In the past decade, researchers have linked noise from airport and road traffic to increased risks of cardiovascular disease and death. Obviously, this noise triggers a stress response in the brain, which triggers the release of adrenaline and cortisol, increases blood pressure, and inflames the endothelium, blood, heart, and the lining of lymphatic vessels. From the Atlantic:
This dysfunctional endothelium interferes with blood flow and affects many other processes, which when impaired can lead to a range of cardiovascular diseases, including high blood pressure, atherosclerotic plaque, obesity and diabetes.
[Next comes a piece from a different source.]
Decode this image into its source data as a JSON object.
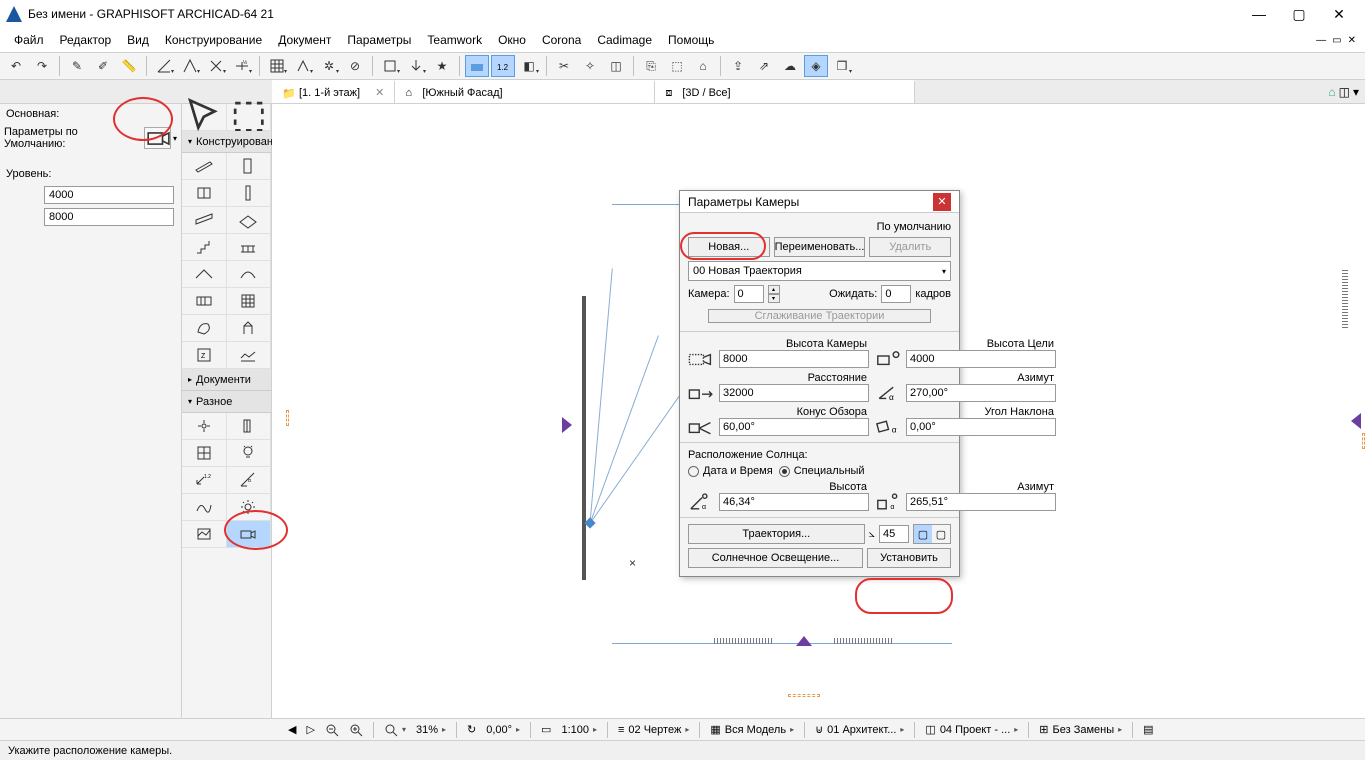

Studies on humans and mice have shown that endothelial cells do not work efficiently after being exposed to airplane noise at night in just a few days. This shows that loud noises are not only aimed at people who are already at risk of heart disease and metabolic problems. people. According to a study published in 2019, healthy adults suffered injuries from train recordings during deep sleep almost immediately impaired vascular function. [University Medical Center of Mainz cardiologist Thomas] Münzel and his colleagues Cardiology Basic Research.
“We are surprised that young people have endothelial dysfunction after listening to the sound for one night,” said Münzel, co-author of the 2020 Noise and Cardiovascular Health Overview Annual Public Health Review. “We have always thought that this is something that will take years to develop.”